On 6/2/17 7:42 AM, Edward Cree wrote:
Also, I feel I haven't fully understood the semantics of {min,max}_value and
 signed vs. unsigned comparisons.  It seems that currently reg_set_min_max
 [_inv] assumes that any given register-value will either only be used as
 signed, or only be used as unsigned — which while potentially reasonable
 for compiler-generated bytecode, could easily be untrue of a hand-crafted
 BPF program.
For instance, take BPF_JGT(reg, val).  This currently sets
 false_reg->min_value to zero, but if val >= (1<<63), the false branch could
 be taken for a value that's negative (when interpreted as signed).

I think the way Josef intended it to behave is min/max_value are
absolute values that 64-bits can hold.
In that sense unsigned (JGT) comparison and the false branch are
implying that min_value = 0.
but if we don't treat min/max consistently as sign-free numbers
than indeed it can cause issues.
Do you have an asm test case that demonstrates that?
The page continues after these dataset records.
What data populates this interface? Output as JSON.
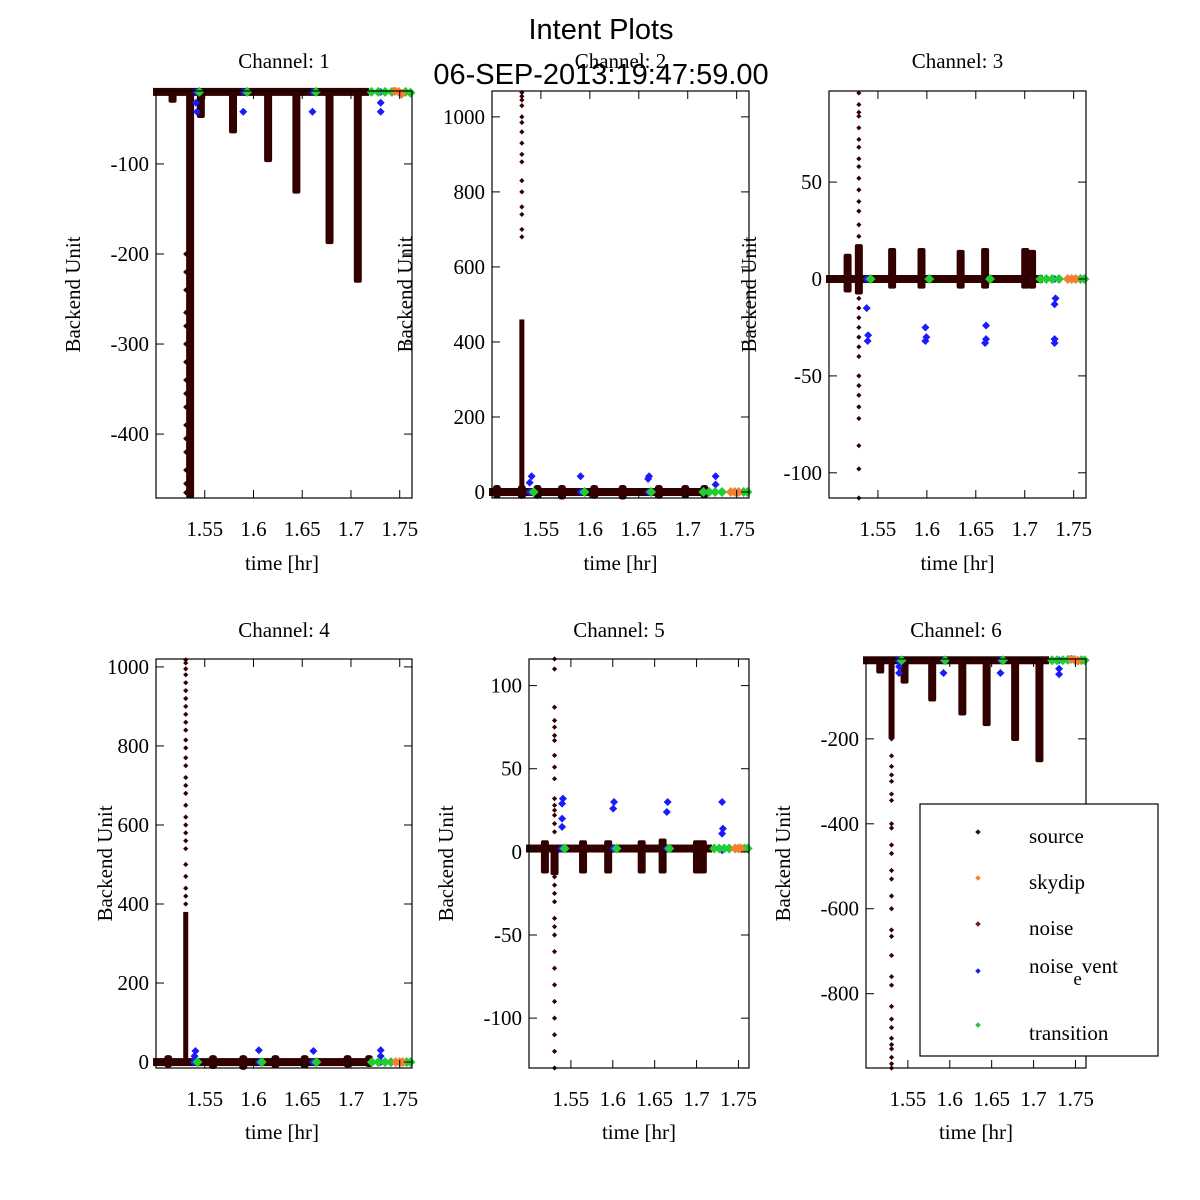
{
  "figure": {
    "title": "Intent Plots",
    "subtitle": "06-SEP-2013:19:47:59.00"
  },
  "chart_data": [
    {
      "type": "scatter",
      "title": "Channel: 1",
      "xlabel": "time [hr]",
      "ylabel": "Backend Unit",
      "xlim": [
        1.5,
        1.7626
      ],
      "ylim": [
        -471,
        -19
      ],
      "xticks": [
        1.55,
        1.6,
        1.65,
        1.7,
        1.75
      ],
      "xtick_labels": [
        "1.55",
        "1.6",
        "1.65",
        "1.7",
        "1.75"
      ],
      "yticks": [
        -100,
        -200,
        -300,
        -400
      ],
      "ytick_labels": [
        "-100",
        "-200",
        "-300",
        "-400"
      ],
      "baseline": -20,
      "source_dips": [
        [
          1.517,
          -32
        ],
        [
          1.535,
          -471
        ],
        [
          1.546,
          -49
        ],
        [
          1.579,
          -66
        ],
        [
          1.615,
          -98
        ],
        [
          1.644,
          -133
        ],
        [
          1.678,
          -189
        ],
        [
          1.707,
          -232
        ]
      ],
      "source_points_x": 1.5305,
      "source_points_y": [
        -200,
        -220,
        -240,
        -265,
        -280,
        -300,
        -320,
        -340,
        -355,
        -370,
        -390,
        -405,
        -420,
        -440,
        -455,
        -465
      ],
      "noise_event": [
        [
          1.541,
          -20
        ],
        [
          1.541,
          -32
        ],
        [
          1.542,
          -42
        ],
        [
          1.5895,
          -20
        ],
        [
          1.5895,
          -42
        ],
        [
          1.6605,
          -20
        ],
        [
          1.6605,
          -42
        ],
        [
          1.7305,
          -20
        ],
        [
          1.7305,
          -32
        ],
        [
          1.7305,
          -42
        ]
      ],
      "transition": [
        [
          1.5445,
          -20
        ],
        [
          1.5935,
          -20
        ],
        [
          1.664,
          -20
        ],
        [
          1.721,
          -20
        ],
        [
          1.728,
          -20
        ],
        [
          1.735,
          -20
        ],
        [
          1.742,
          -20
        ],
        [
          1.756,
          -20
        ],
        [
          1.761,
          -21
        ]
      ],
      "skydip": [
        [
          1.745,
          -19
        ],
        [
          1.749,
          -20
        ],
        [
          1.752,
          -22
        ]
      ]
    },
    {
      "type": "scatter",
      "title": "Channel: 2",
      "xlabel": "time [hr]",
      "ylabel": "Backend Unit",
      "xlim": [
        1.5,
        1.7626
      ],
      "ylim": [
        -16,
        1069
      ],
      "xticks": [
        1.55,
        1.6,
        1.65,
        1.7,
        1.75
      ],
      "xtick_labels": [
        "1.55",
        "1.6",
        "1.65",
        "1.7",
        "1.75"
      ],
      "yticks": [
        1000,
        800,
        600,
        400,
        200,
        0
      ],
      "ytick_labels": [
        "1000",
        "800",
        "600",
        "400",
        "200",
        "0"
      ],
      "baseline": 0,
      "source_dips": [],
      "source_spike": {
        "x": 1.5305,
        "top": 460
      },
      "source_points_x": 1.5305,
      "source_points_y": [
        1065,
        1055,
        1045,
        1030,
        1000,
        985,
        960,
        930,
        900,
        880,
        830,
        800,
        760,
        740,
        700,
        680
      ],
      "small_bumps": [
        [
          1.505,
          8
        ],
        [
          1.5305,
          10
        ],
        [
          1.5465,
          10
        ],
        [
          1.5715,
          12
        ],
        [
          1.6045,
          10
        ],
        [
          1.6335,
          12
        ],
        [
          1.6705,
          10
        ],
        [
          1.6975,
          8
        ],
        [
          1.717,
          8
        ]
      ],
      "noise_event": [
        [
          1.5385,
          0
        ],
        [
          1.5385,
          25
        ],
        [
          1.5405,
          42
        ],
        [
          1.5905,
          0
        ],
        [
          1.5905,
          42
        ],
        [
          1.6595,
          0
        ],
        [
          1.6595,
          35
        ],
        [
          1.6605,
          42
        ],
        [
          1.7285,
          0
        ],
        [
          1.7285,
          20
        ],
        [
          1.7285,
          42
        ]
      ],
      "transition": [
        [
          1.5425,
          0
        ],
        [
          1.5945,
          0
        ],
        [
          1.6625,
          0
        ],
        [
          1.716,
          0
        ],
        [
          1.722,
          0
        ],
        [
          1.728,
          0
        ],
        [
          1.735,
          0
        ],
        [
          1.757,
          0
        ],
        [
          1.761,
          0
        ]
      ],
      "skydip": [
        [
          1.744,
          0
        ],
        [
          1.748,
          0
        ],
        [
          1.752,
          0
        ]
      ]
    },
    {
      "type": "scatter",
      "title": "Channel: 3",
      "xlabel": "time [hr]",
      "ylabel": "Backend Unit",
      "xlim": [
        1.5,
        1.7626
      ],
      "ylim": [
        -113,
        97
      ],
      "xticks": [
        1.55,
        1.6,
        1.65,
        1.7,
        1.75
      ],
      "xtick_labels": [
        "1.55",
        "1.6",
        "1.65",
        "1.7",
        "1.75"
      ],
      "yticks": [
        50,
        0,
        -50,
        -100
      ],
      "ytick_labels": [
        "50",
        "0",
        "-50",
        "-100"
      ],
      "baseline": 0,
      "source_spikes": [
        [
          1.519,
          13,
          -7
        ],
        [
          1.5305,
          18,
          -8
        ],
        [
          1.5645,
          16,
          -5
        ],
        [
          1.5945,
          16,
          -5
        ],
        [
          1.6345,
          15,
          -5
        ],
        [
          1.6595,
          16,
          -5
        ],
        [
          1.7005,
          16,
          -5
        ],
        [
          1.7075,
          15,
          -5
        ]
      ],
      "source_points_x": 1.5305,
      "source_points_y": [
        96,
        90,
        86,
        84,
        78,
        72,
        68,
        62,
        58,
        52,
        46,
        40,
        35,
        28,
        22,
        -10,
        -15,
        -20,
        -25,
        -30,
        -35,
        -40,
        -50,
        -55,
        -60,
        -66,
        -72,
        -86,
        -98,
        -113
      ],
      "noise_event": [
        [
          1.5385,
          0
        ],
        [
          1.5385,
          -15
        ],
        [
          1.54,
          -29
        ],
        [
          1.5395,
          -32
        ],
        [
          1.5985,
          -25
        ],
        [
          1.5995,
          -30
        ],
        [
          1.5985,
          -32
        ],
        [
          1.6605,
          -24
        ],
        [
          1.6605,
          -31
        ],
        [
          1.6595,
          -33
        ],
        [
          1.7305,
          0
        ],
        [
          1.7315,
          -10
        ],
        [
          1.7305,
          -13
        ],
        [
          1.7305,
          -31
        ],
        [
          1.7305,
          -33
        ]
      ],
      "transition": [
        [
          1.5425,
          0
        ],
        [
          1.6025,
          0
        ],
        [
          1.6645,
          0
        ],
        [
          1.716,
          0
        ],
        [
          1.722,
          0
        ],
        [
          1.728,
          0
        ],
        [
          1.735,
          0
        ],
        [
          1.757,
          0
        ],
        [
          1.761,
          0
        ]
      ],
      "skydip": [
        [
          1.744,
          0
        ],
        [
          1.748,
          0
        ],
        [
          1.752,
          0
        ]
      ]
    },
    {
      "type": "scatter",
      "title": "Channel: 4",
      "xlabel": "time [hr]",
      "ylabel": "Backend Unit",
      "xlim": [
        1.5,
        1.7626
      ],
      "ylim": [
        -15,
        1020
      ],
      "xticks": [
        1.55,
        1.6,
        1.65,
        1.7,
        1.75
      ],
      "xtick_labels": [
        "1.55",
        "1.6",
        "1.65",
        "1.7",
        "1.75"
      ],
      "yticks": [
        1000,
        800,
        600,
        400,
        200,
        0
      ],
      "ytick_labels": [
        "1000",
        "800",
        "600",
        "400",
        "200",
        "0"
      ],
      "baseline": 0,
      "source_spike": {
        "x": 1.5305,
        "top": 380
      },
      "source_points_x": 1.5305,
      "source_points_y": [
        1018,
        1010,
        995,
        980,
        960,
        940,
        920,
        900,
        880,
        860,
        840,
        815,
        795,
        770,
        750,
        720,
        700,
        680,
        650,
        620,
        600,
        580,
        560,
        540,
        500,
        470,
        440,
        420,
        400
      ],
      "small_bumps": [
        [
          1.5125,
          6
        ],
        [
          1.5585,
          10
        ],
        [
          1.5895,
          12
        ],
        [
          1.6225,
          8
        ],
        [
          1.6525,
          8
        ],
        [
          1.6965,
          -6
        ],
        [
          1.7185,
          -5
        ]
      ],
      "noise_event": [
        [
          1.5385,
          0
        ],
        [
          1.5395,
          15
        ],
        [
          1.5405,
          28
        ],
        [
          1.6055,
          0
        ],
        [
          1.6055,
          30
        ],
        [
          1.6605,
          0
        ],
        [
          1.6615,
          28
        ],
        [
          1.7305,
          0
        ],
        [
          1.7305,
          15
        ],
        [
          1.7305,
          30
        ]
      ],
      "transition": [
        [
          1.5425,
          0
        ],
        [
          1.6085,
          0
        ],
        [
          1.6645,
          0
        ],
        [
          1.7215,
          0
        ],
        [
          1.728,
          0
        ],
        [
          1.735,
          0
        ],
        [
          1.741,
          0
        ],
        [
          1.757,
          0
        ],
        [
          1.761,
          0
        ]
      ],
      "skydip": [
        [
          1.746,
          0
        ],
        [
          1.75,
          0
        ],
        [
          1.753,
          0
        ]
      ]
    },
    {
      "type": "scatter",
      "title": "Channel: 5",
      "xlabel": "time [hr]",
      "ylabel": "Backend Unit",
      "xlim": [
        1.5,
        1.7626
      ],
      "ylim": [
        -130,
        116
      ],
      "xticks": [
        1.55,
        1.6,
        1.65,
        1.7,
        1.75
      ],
      "xtick_labels": [
        "1.55",
        "1.6",
        "1.65",
        "1.7",
        "1.75"
      ],
      "yticks": [
        100,
        50,
        0,
        -50,
        -100
      ],
      "ytick_labels": [
        "100",
        "50",
        "0",
        "-50",
        "-100"
      ],
      "baseline": 2,
      "source_spikes": [
        [
          1.519,
          7,
          -13
        ],
        [
          1.5305,
          4,
          -14
        ],
        [
          1.5645,
          7,
          -13
        ],
        [
          1.5945,
          7,
          -13
        ],
        [
          1.6345,
          7,
          -13
        ],
        [
          1.6595,
          8,
          -13
        ],
        [
          1.7005,
          7,
          -13
        ],
        [
          1.7075,
          7,
          -13
        ]
      ],
      "source_points_x": 1.5305,
      "source_points_y": [
        116,
        110,
        87,
        79,
        75,
        70,
        67,
        58,
        51,
        44,
        32,
        28,
        25,
        22,
        17,
        12,
        -10,
        -15,
        -20,
        -25,
        -30,
        -40,
        -45,
        -50,
        -60,
        -70,
        -80,
        -90,
        -100,
        -110,
        -120,
        -130
      ],
      "noise_event": [
        [
          1.5385,
          2
        ],
        [
          1.5395,
          15
        ],
        [
          1.5395,
          20
        ],
        [
          1.5395,
          29
        ],
        [
          1.5405,
          32
        ],
        [
          1.6005,
          2
        ],
        [
          1.6005,
          26
        ],
        [
          1.6015,
          30
        ],
        [
          1.6645,
          2
        ],
        [
          1.6645,
          24
        ],
        [
          1.6655,
          30
        ],
        [
          1.7305,
          1
        ],
        [
          1.7305,
          11
        ],
        [
          1.7315,
          14
        ],
        [
          1.7305,
          30
        ]
      ],
      "transition": [
        [
          1.5425,
          2
        ],
        [
          1.6045,
          2
        ],
        [
          1.6675,
          2
        ],
        [
          1.721,
          2
        ],
        [
          1.727,
          2
        ],
        [
          1.733,
          2
        ],
        [
          1.739,
          2
        ],
        [
          1.757,
          2
        ],
        [
          1.761,
          2
        ]
      ],
      "skydip": [
        [
          1.746,
          2
        ],
        [
          1.75,
          2
        ],
        [
          1.753,
          2
        ]
      ]
    },
    {
      "type": "scatter",
      "title": "Channel: 6",
      "xlabel": "time [hr]",
      "ylabel": "Backend Unit",
      "xlim": [
        1.5,
        1.7626
      ],
      "ylim": [
        -975,
        -12
      ],
      "xticks": [
        1.55,
        1.6,
        1.65,
        1.7,
        1.75
      ],
      "xtick_labels": [
        "1.55",
        "1.6",
        "1.65",
        "1.7",
        "1.75"
      ],
      "yticks": [
        -200,
        -400,
        -600,
        -800
      ],
      "ytick_labels": [
        "-200",
        "-400",
        "-600",
        "-800"
      ],
      "baseline": -15,
      "source_dips": [
        [
          1.517,
          -45
        ],
        [
          1.5305,
          -975
        ],
        [
          1.546,
          -70
        ],
        [
          1.579,
          -115
        ],
        [
          1.615,
          -190
        ],
        [
          1.644,
          -255
        ],
        [
          1.678,
          -230
        ],
        [
          1.707,
          -290
        ]
      ],
      "source_dips_fixed": [
        [
          1.517,
          -46
        ],
        [
          1.546,
          -70
        ],
        [
          1.579,
          -112
        ],
        [
          1.615,
          -145
        ],
        [
          1.644,
          -170
        ],
        [
          1.678,
          -205
        ],
        [
          1.707,
          -255
        ]
      ],
      "source_points_x": 1.5305,
      "source_points_y": [
        -200,
        -240,
        -265,
        -285,
        -300,
        -330,
        -345,
        -400,
        -410,
        -450,
        -470,
        -510,
        -530,
        -570,
        -600,
        -650,
        -665,
        -710,
        -760,
        -780,
        -830,
        -860,
        -880,
        -905,
        -920,
        -930,
        -950,
        -965,
        -975
      ],
      "noise_event": [
        [
          1.5385,
          -15
        ],
        [
          1.5395,
          -30
        ],
        [
          1.5395,
          -45
        ],
        [
          1.5925,
          -15
        ],
        [
          1.5925,
          -45
        ],
        [
          1.6605,
          -15
        ],
        [
          1.6605,
          -45
        ],
        [
          1.7305,
          -15
        ],
        [
          1.7305,
          -35
        ],
        [
          1.7305,
          -48
        ]
      ],
      "transition": [
        [
          1.5425,
          -15
        ],
        [
          1.5945,
          -15
        ],
        [
          1.6635,
          -15
        ],
        [
          1.722,
          -15
        ],
        [
          1.728,
          -15
        ],
        [
          1.735,
          -15
        ],
        [
          1.741,
          -14
        ],
        [
          1.757,
          -15
        ],
        [
          1.761,
          -15
        ]
      ],
      "skydip": [
        [
          1.745,
          -12
        ],
        [
          1.749,
          -14
        ],
        [
          1.753,
          -16
        ]
      ]
    }
  ],
  "legend": {
    "placement": "lower-right of Channel 6",
    "entries": [
      {
        "label": "source",
        "color": "#3d0a0a"
      },
      {
        "label": "skydip",
        "color": "#f08030"
      },
      {
        "label": "noise",
        "color": "#7a1515"
      },
      {
        "label": "noise",
        "sub": "e",
        "sup": "vent",
        "color": "#1020e0"
      },
      {
        "label": "transition",
        "color": "#20c040"
      }
    ]
  },
  "colors": {
    "source": "#330000",
    "skydip": "#f28030",
    "noise": "#7a1010",
    "noise_event": "#1a1aff",
    "transition": "#22cc33"
  }
}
I tried to rewrite it to always base min_value on the signed and max_value
 on the unsigned interpretation of the value (which, by looking at the sign
 bit of the immediate, it can sometimes learn about the signed value from an
 unsigned compare or vice versa), but this fails to validate e.g. test
 "helper access to variable memory: stack, JMP (signed), correct bounds",
 which first checks r2 s<= 64, then checks r2 s> 0.  If the checks were done
 in the reverse order, we'd know when checking r2 s<= 64 that r2 is
 positive, and that thus r2 u<= 64... but since we don't know that yet, when
 we check r2 s<= 64 we learn nothing about r2's unsigned max_value.
So, my current theory is that to do this right, we need to track four bounds
 - s64 signed_min_value
 - s64 signed_max_value
 - u64 unsigned_min_value
 - u64 unsigned_max_value

that would be unfortunate.
We already don't track negative values. Hence
BPF_REGISTER_MIN_RANGE = -1
so pretty much anything negative is rejected.
I don't think it worth complicating things for them.